In the other reviews, many people have already stated what I agree with concerning this piece of work; that its use of the epistolary or ergodic structure lends to its unique feel, connecting it to other great works with a larger scale such as House of Leaves, cementing the online story as a cornerstone of an evolving genre of writing that pushes boundaries more through the years and catches more fans as time goes on. But one detail I never see discussed online is well... how online the story is. The livejourney parts of the story, the expansive email archives, the outside links all are fantastic, but this isn't where the rabbit hole ends.
The Dionaea House - and subsequently many nontraditionally published horror stories and concepts - do not exist in a vacuum, and more importantly, are not subject to copyright laws. Think of Slenderman as an example. What began humbly on the internet as a horror photo editing exercise morphed far beyond the one creator, and even the original platform. The way audiences and communities slowly, and then quickly warped and fed the monster (metaphorically) the more it became a hive mind. Not controlled by a single writer, or maybe a studio, the beast was changed by all who touched it. I see the Dionaea House similarly, though to a lesser extent.
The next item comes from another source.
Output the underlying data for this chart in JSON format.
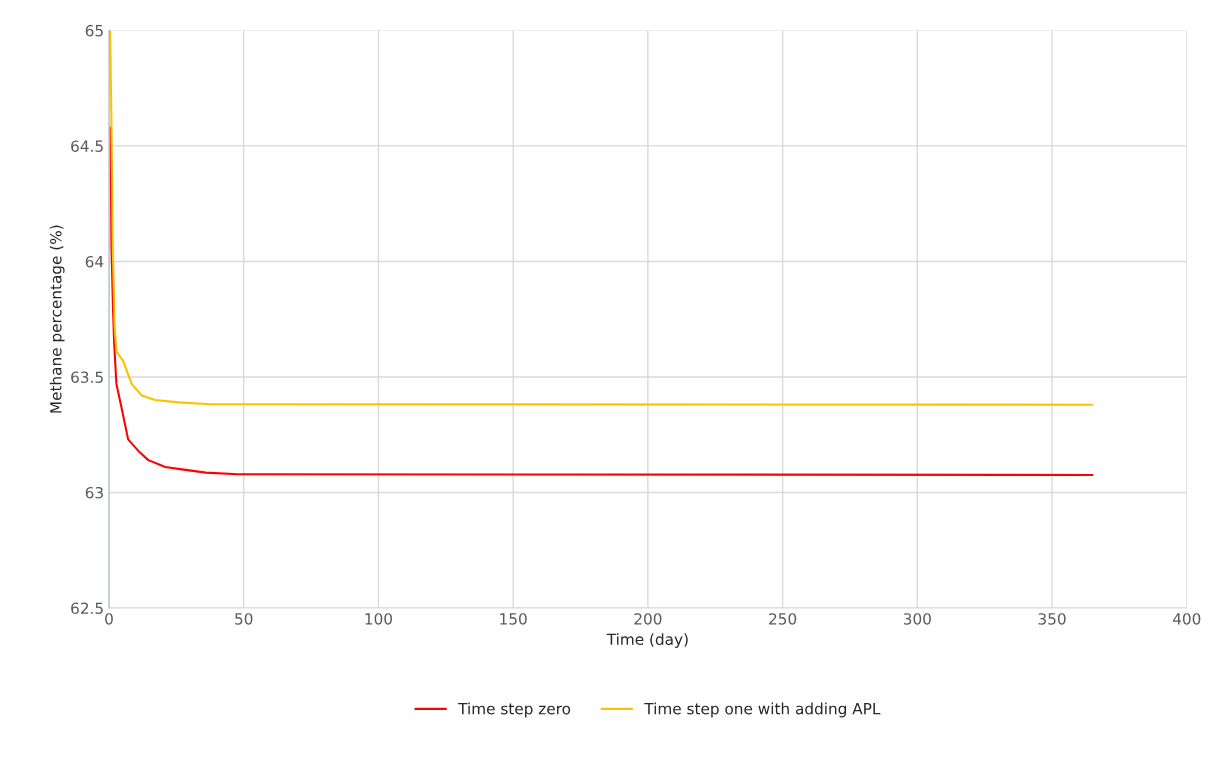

In the comment sections of journals, entries, and blogs, the community fought to establish the canon they sought to see. Creative minds struggled to become part of the story, for better or worse. Some claimed to know the exact house, knew the people and places, even in one or two extreme cases used the comment section to display their own writing ability for entirely unrelated stories. (Did anyone else see the wild comment about a man who ate birds, a la Renfield from Dracula??)
For decades and decades of film, television, books, most forms of media, people may comment on them, write in the universe, make fan versions and unsanctioned sequels, but never in the same space as the original. If someone thought that Leia and Han shouldn't have ended up together they couldn't have edited the movie to make their voice heard. Books with fan material won't be republished to reflect a single reader's ideas. But in the internet space, this is a physical reality. Below these livejournal posts are hoards shrieking to be heard. And beyond a few platforms that allow for comments to be turned off, this is an understood reality for many exclusively online pieces of fiction writing.
I would be wildly interested to see someone take this idea and run with it, make multiple accounts to interact in the same space, to tell a seemingly organic story. If this already exists, I hope I'm made aware of it soon. In many ways this is happening in other ways, unlisted YouTube videos come to mind when used in ARGs, secrets hidden in HTML code, the whole nine yards.